Tag team
- Members: Dusty Rhodes Nikita Koloff
- Billed heights: Dusty: 6 ft 1 in (1.85 m) Nikita: 6 ft 2 in (1.88 m)
- Combined billed weight: 577 lb (262 kg; 41.2 st)
- Debut: 1986
- Disbanded: 1988

= The Super Powers =

Professional wrestling tag team

The Super Powers were a tag team in the NWA's Jim Crockett Promotions in the 1980s. The name was because an American and a "Russian" made up the team while the Cold War was still going strong.

==History==
Dusty Rhodes had been teaming with Magnum T. A. in the NWA for most of 1986. They were battling The Four Horsemen and were scheduled for a cage match against Tully Blanchard and Ole Anderson on October 24, 1986. Magnum had a car wreck that ended his career before the match and Jim Crockett, Jr. needed a replacement. On the night of the match, J. J. Dillon (Blanchard was injured) and Ole Anderson were waiting in the cage to see who Dusty would bring out. It turned out to be "The Russian Nightmare" Nikita Koloff, a top heel in the promotion, with whom Magnum had previously been feuding. Koloff was actually American but was billed as being from Russia. Koloff and Rhodes defeated Dillon and Anderson in minutes and The Super Powers were born. Rhodes and Koloff participated in the 1987 Jim Crockett, Sr. Memorial Cup Tag Team Tournament. They received a bye into the second round before defeating the teams of Bill Dundee and The Barbarian, Rick Rude and Manny Fernandez, and The Midnight Express (Bobby Eaton and Stan Lane) to advance to the finals. In the final round, they defeated Lex Luger and Tully Blanchard, two members of the Four Horsemen, to win the tournament and its kayfabe prize of one million dollars. They participated in several WarGames matches, teaming with The Road Warriors against The Four Horsemen. The Super Powers teamed with several partners for the four-on-four matches, which took place in 1987 and 1988, and won each time. Dusty and Nikita feuded with the Horsemen until early 1988, when they stopped teaming. They also feuded with Nikita's "uncle" Ivan Koloff, who was mad that Nikita turned on him, along with Ivan's partners Vladimir Petrov and Dick Murdoch.

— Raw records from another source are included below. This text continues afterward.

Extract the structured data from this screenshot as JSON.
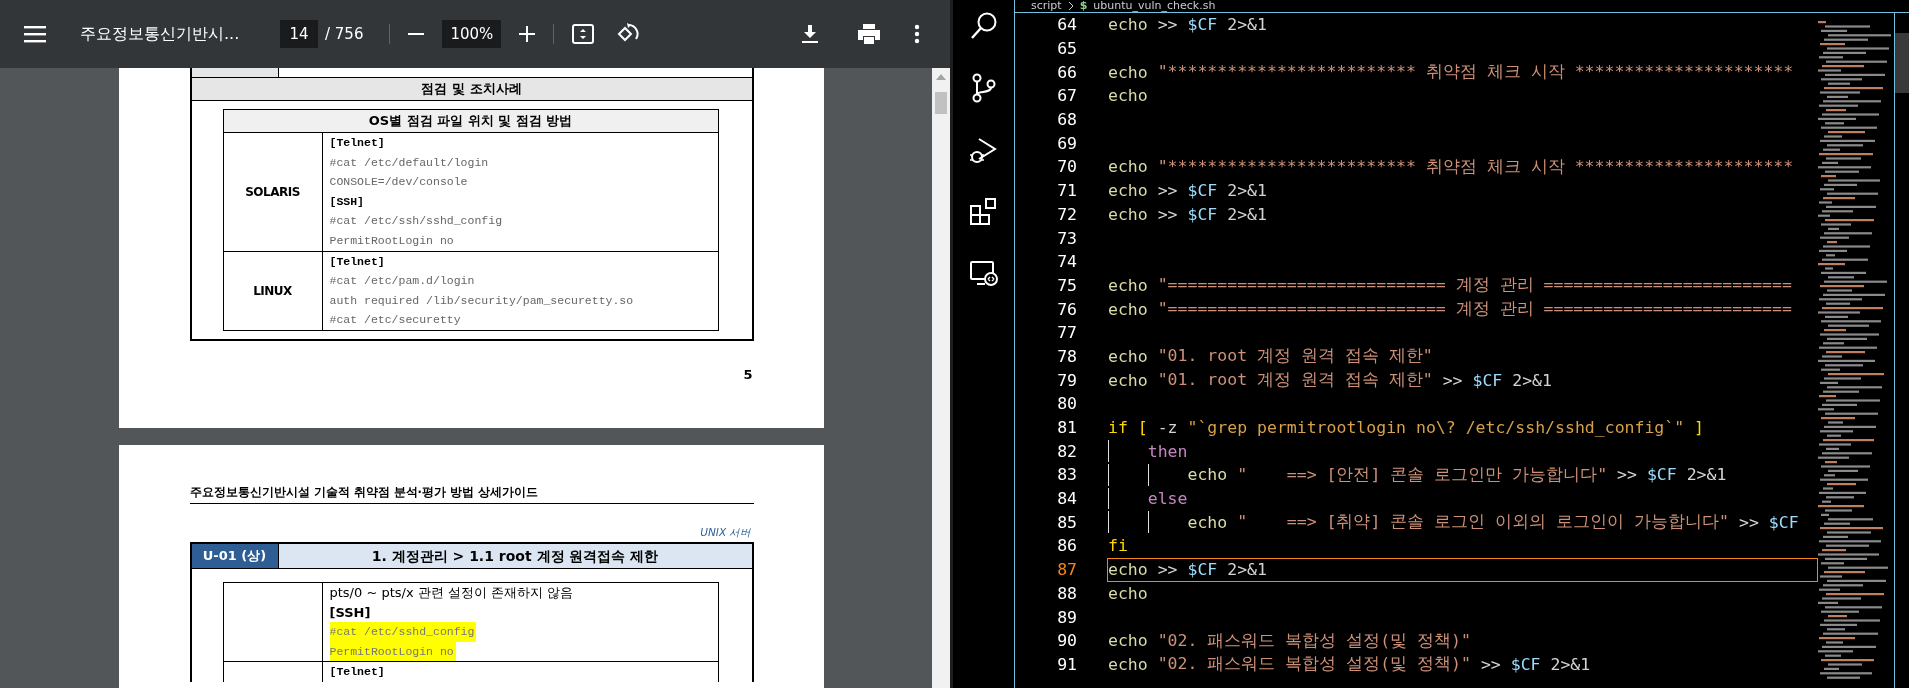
{
  "pdf_viewer": {
    "title": "주요정보통신기반시...",
    "page_input": "14",
    "page_total": "/ 756",
    "zoom": "100%",
    "page_top": {
      "section_header": "점검 및 조치사례",
      "inner_header": "OS별 점검 파일 위치 및 점검 방법",
      "page_number": "5",
      "rows": [
        {
          "label": "SOLARIS",
          "lines": [
            {
              "kind": "code-heading",
              "text": "[Telnet]",
              "highlighted": false
            },
            {
              "kind": "code",
              "text": "#cat /etc/default/login",
              "highlighted": false
            },
            {
              "kind": "code",
              "text": "CONSOLE=/dev/console",
              "highlighted": false
            },
            {
              "kind": "code-heading",
              "text": "[SSH]",
              "highlighted": false
            },
            {
              "kind": "code",
              "text": "#cat /etc/ssh/sshd_config",
              "highlighted": false
            },
            {
              "kind": "code",
              "text": "PermitRootLogin no",
              "highlighted": false
            }
          ]
        },
        {
          "label": "LINUX",
          "lines": [
            {
              "kind": "code-heading",
              "text": "[Telnet]",
              "highlighted": false
            },
            {
              "kind": "code",
              "text": "#cat /etc/pam.d/login",
              "highlighted": false
            },
            {
              "kind": "code",
              "text": "auth required /lib/security/pam_securetty.so",
              "highlighted": false
            },
            {
              "kind": "code",
              "text": "#cat /etc/securetty",
              "highlighted": false
            }
          ]
        }
      ]
    },
    "page_bottom": {
      "running_header": "주요정보통신기반시설 기술적 취약점 분석·평가 방법 상세가이드",
      "category": "UNIX 서버",
      "item_code": "U-01 (상)",
      "item_title": "1. 계정관리 > 1.1 root 계정 원격접속 제한",
      "rows": [
        {
          "lines": [
            {
              "kind": "text",
              "text": "pts/0 ~ pts/x 관련 설정이 존재하지 않음",
              "highlighted": false
            },
            {
              "kind": "text-heading",
              "text": "[SSH]",
              "highlighted": false
            },
            {
              "kind": "code",
              "text": "#cat /etc/sshd_config",
              "highlighted": true
            },
            {
              "kind": "code",
              "text": "PermitRootLogin no",
              "highlighted": true
            }
          ]
        },
        {
          "lines": [
            {
              "kind": "code-heading",
              "text": "[Telnet]",
              "highlighted": false
            }
          ]
        }
      ]
    }
  },
  "editor": {
    "breadcrumb": [
      {
        "text": "script",
        "kind": "folder"
      },
      {
        "text": "ubuntu_vuln_check.sh",
        "kind": "file",
        "icon": "$"
      }
    ],
    "lines": [
      {
        "number": "64",
        "current": false,
        "tokens": [
          {
            "kind": "command",
            "text": "echo"
          },
          {
            "kind": "plain",
            "text": " >> "
          },
          {
            "kind": "variable",
            "text": "$CF"
          },
          {
            "kind": "plain",
            "text": " 2>&1"
          }
        ]
      },
      {
        "number": "65",
        "current": false
      },
      {
        "number": "66",
        "current": false,
        "tokens": [
          {
            "kind": "command",
            "text": "echo "
          },
          {
            "kind": "string",
            "text": "\"************************* 취약점 체크 시작 **********************"
          }
        ]
      },
      {
        "number": "67",
        "current": false,
        "tokens": [
          {
            "kind": "command",
            "text": "echo"
          }
        ]
      },
      {
        "number": "68",
        "current": false
      },
      {
        "number": "69",
        "current": false
      },
      {
        "number": "70",
        "current": false,
        "tokens": [
          {
            "kind": "command",
            "text": "echo "
          },
          {
            "kind": "string",
            "text": "\"************************* 취약점 체크 시작 **********************"
          }
        ]
      },
      {
        "number": "71",
        "current": false,
        "tokens": [
          {
            "kind": "command",
            "text": "echo"
          },
          {
            "kind": "plain",
            "text": " >> "
          },
          {
            "kind": "variable",
            "text": "$CF"
          },
          {
            "kind": "plain",
            "text": " 2>&1"
          }
        ]
      },
      {
        "number": "72",
        "current": false,
        "tokens": [
          {
            "kind": "command",
            "text": "echo"
          },
          {
            "kind": "plain",
            "text": " >> "
          },
          {
            "kind": "variable",
            "text": "$CF"
          },
          {
            "kind": "plain",
            "text": " 2>&1"
          }
        ]
      },
      {
        "number": "73",
        "current": false
      },
      {
        "number": "74",
        "current": false
      },
      {
        "number": "75",
        "current": false,
        "tokens": [
          {
            "kind": "command",
            "text": "echo "
          },
          {
            "kind": "string",
            "text": "\"============================ 계정 관리 ========================="
          }
        ]
      },
      {
        "number": "76",
        "current": false,
        "tokens": [
          {
            "kind": "command",
            "text": "echo "
          },
          {
            "kind": "string",
            "text": "\"============================ 계정 관리 ========================="
          }
        ]
      },
      {
        "number": "77",
        "current": false
      },
      {
        "number": "78",
        "current": false,
        "tokens": [
          {
            "kind": "command",
            "text": "echo "
          },
          {
            "kind": "string",
            "text": "\"01. root 계정 원격 접속 제한\""
          }
        ]
      },
      {
        "number": "79",
        "current": false,
        "tokens": [
          {
            "kind": "command",
            "text": "echo "
          },
          {
            "kind": "string",
            "text": "\"01. root 계정 원격 접속 제한\""
          },
          {
            "kind": "plain",
            "text": " >> "
          },
          {
            "kind": "variable",
            "text": "$CF"
          },
          {
            "kind": "plain",
            "text": " 2>&1"
          }
        ]
      },
      {
        "number": "80",
        "current": false
      },
      {
        "number": "81",
        "current": false,
        "tokens": [
          {
            "kind": "keyword",
            "text": "if [ "
          },
          {
            "kind": "plain",
            "text": "-z "
          },
          {
            "kind": "substitution",
            "text": "\"`grep permitrootlogin no\\? /etc/ssh/sshd_config`\""
          },
          {
            "kind": "keyword",
            "text": " ]"
          }
        ],
        "children": [
          {
            "number": "82",
            "current": false,
            "tokens": [
              {
                "kind": "control",
                "text": "then"
              }
            ],
            "children": [
              {
                "number": "83",
                "current": false,
                "tokens": [
                  {
                    "kind": "command",
                    "text": "echo "
                  },
                  {
                    "kind": "string",
                    "text": "\"    ==> [안전] 콘솔 로그인만 가능합니다\""
                  },
                  {
                    "kind": "plain",
                    "text": " >> "
                  },
                  {
                    "kind": "variable",
                    "text": "$CF"
                  },
                  {
                    "kind": "plain",
                    "text": " 2>&1"
                  }
                ]
              }
            ]
          },
          {
            "number": "84",
            "current": false,
            "tokens": [
              {
                "kind": "control",
                "text": "else"
              }
            ],
            "children": [
              {
                "number": "85",
                "current": false,
                "tokens": [
                  {
                    "kind": "command",
                    "text": "echo "
                  },
                  {
                    "kind": "string",
                    "text": "\"    ==> [취약] 콘솔 로그인 이외의 로그인이 가능합니다\""
                  },
                  {
                    "kind": "plain",
                    "text": " >> "
                  },
                  {
                    "kind": "variable",
                    "text": "$CF"
                  }
                ]
              }
            ]
          }
        ]
      },
      {
        "number": "86",
        "current": false,
        "tokens": [
          {
            "kind": "keyword",
            "text": "fi"
          }
        ]
      },
      {
        "number": "87",
        "current": true,
        "tokens": [
          {
            "kind": "command",
            "text": "echo"
          },
          {
            "kind": "plain",
            "text": " >> "
          },
          {
            "kind": "variable",
            "text": "$CF"
          },
          {
            "kind": "plain",
            "text": " 2>&1"
          }
        ]
      },
      {
        "number": "88",
        "current": false,
        "tokens": [
          {
            "kind": "command",
            "text": "echo"
          }
        ]
      },
      {
        "number": "89",
        "current": false
      },
      {
        "number": "90",
        "current": false,
        "tokens": [
          {
            "kind": "command",
            "text": "echo "
          },
          {
            "kind": "string",
            "text": "\"02. 패스워드 복합성 설정(및 정책)\""
          }
        ]
      },
      {
        "number": "91",
        "current": false,
        "tokens": [
          {
            "kind": "command",
            "text": "echo "
          },
          {
            "kind": "string",
            "text": "\"02. 패스워드 복합성 설정(및 정책)\""
          },
          {
            "kind": "plain",
            "text": " >> "
          },
          {
            "kind": "variable",
            "text": "$CF"
          },
          {
            "kind": "plain",
            "text": " 2>&1"
          }
        ]
      }
    ]
  }
}
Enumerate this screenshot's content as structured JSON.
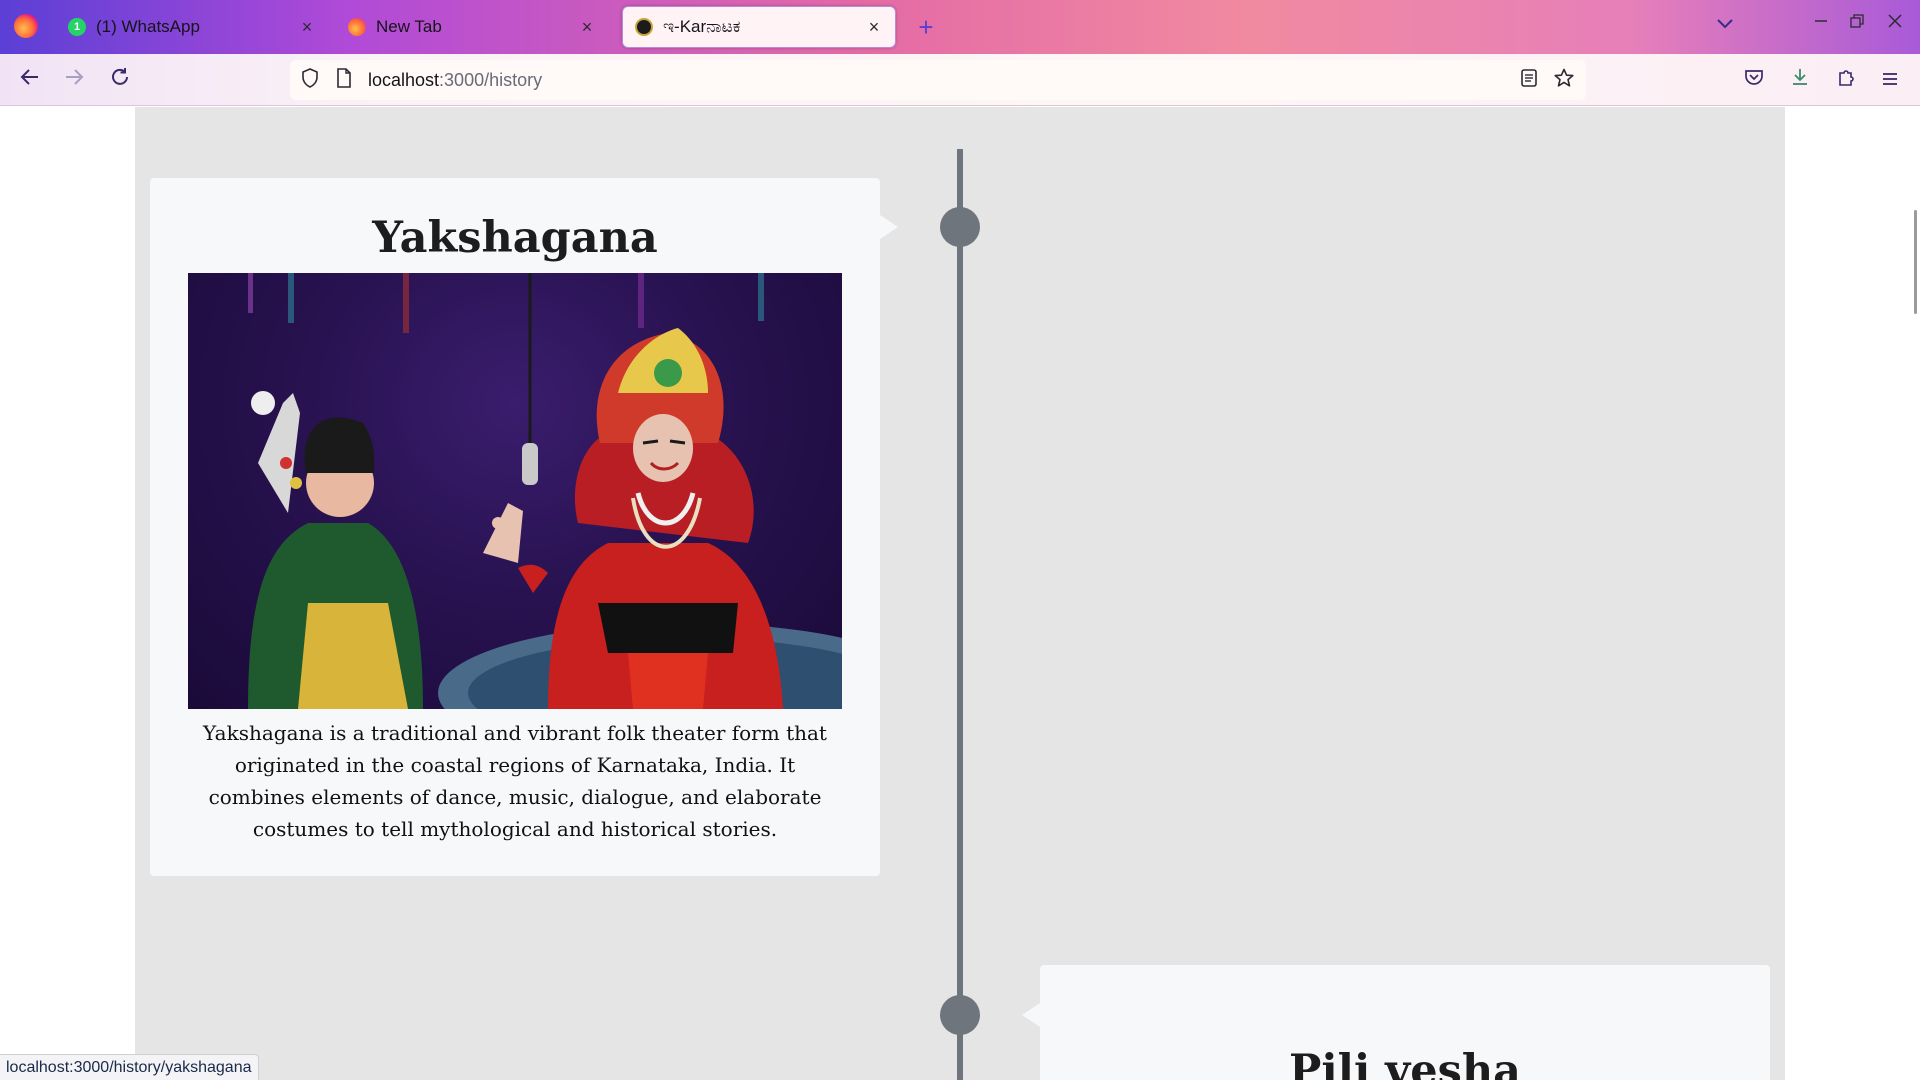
{
  "browser": {
    "tabs": [
      {
        "title": "(1) WhatsApp",
        "badge": "1",
        "favicon": "whatsapp-icon",
        "active": false
      },
      {
        "title": "New Tab",
        "favicon": "firefox-icon",
        "active": false
      },
      {
        "title": "ಇ-Karನಾಟಕ",
        "favicon": "site-logo-icon",
        "active": true
      }
    ],
    "close_glyph": "×",
    "new_tab_glyph": "+",
    "url_host": "localhost",
    "url_path": ":3000/history",
    "status_url": "localhost:3000/history/yakshagana",
    "colors": {
      "accent": "#5b3fd6",
      "timeline": "#6e757c",
      "card": "#f7f8fa",
      "content_bg": "#e5e5e5"
    }
  },
  "timeline": [
    {
      "title": "Yakshagana",
      "image_alt": "Yakshagana performers on stage",
      "description": "Yakshagana is a traditional and vibrant folk theater form that originated in the coastal regions of Karnataka, India. It combines elements of dance, music, dialogue, and elaborate costumes to tell mythological and historical stories."
    },
    {
      "title": "Pili vesha"
    }
  ]
}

In 2003, they had a reformation in Total Nonstop Action Wrestling when Nikita was unmasked as "Mr. Wrestling IV" after attacking Rhodes several times. He then rejoined Dusty in fighting Vince Russo's Sports Entertainment Xtreme (S.E.X.) stable during a ladder match between Rhodes and S.E.X. member Brian Lawler. Koloff interfered by climbing the ladder to retrieve the belt that was suspended above the ring. He then presented it to Rhodes, and the former partners hugged in the ring.

==Championships and accomplishments==
- National Wrestling Alliance
- Jim Crockett, Sr. Memorial Cup Tag Team Tournament (1987)
- NWA World Television Championship (2 time)-Dusty Rhodes (1), Nikita Koloff (1)
- NWA United States Heavyweight Championship (2 Times)-Nikita Koloff (1), Dusty Rhodes (1)
- UWF Television Championship (1 Time)-Nikita Koloff
- Pro Wrestling Illustrated
- PWI Feud of the Year (1987) - with The Road Warriors vs. the Four Horsemen.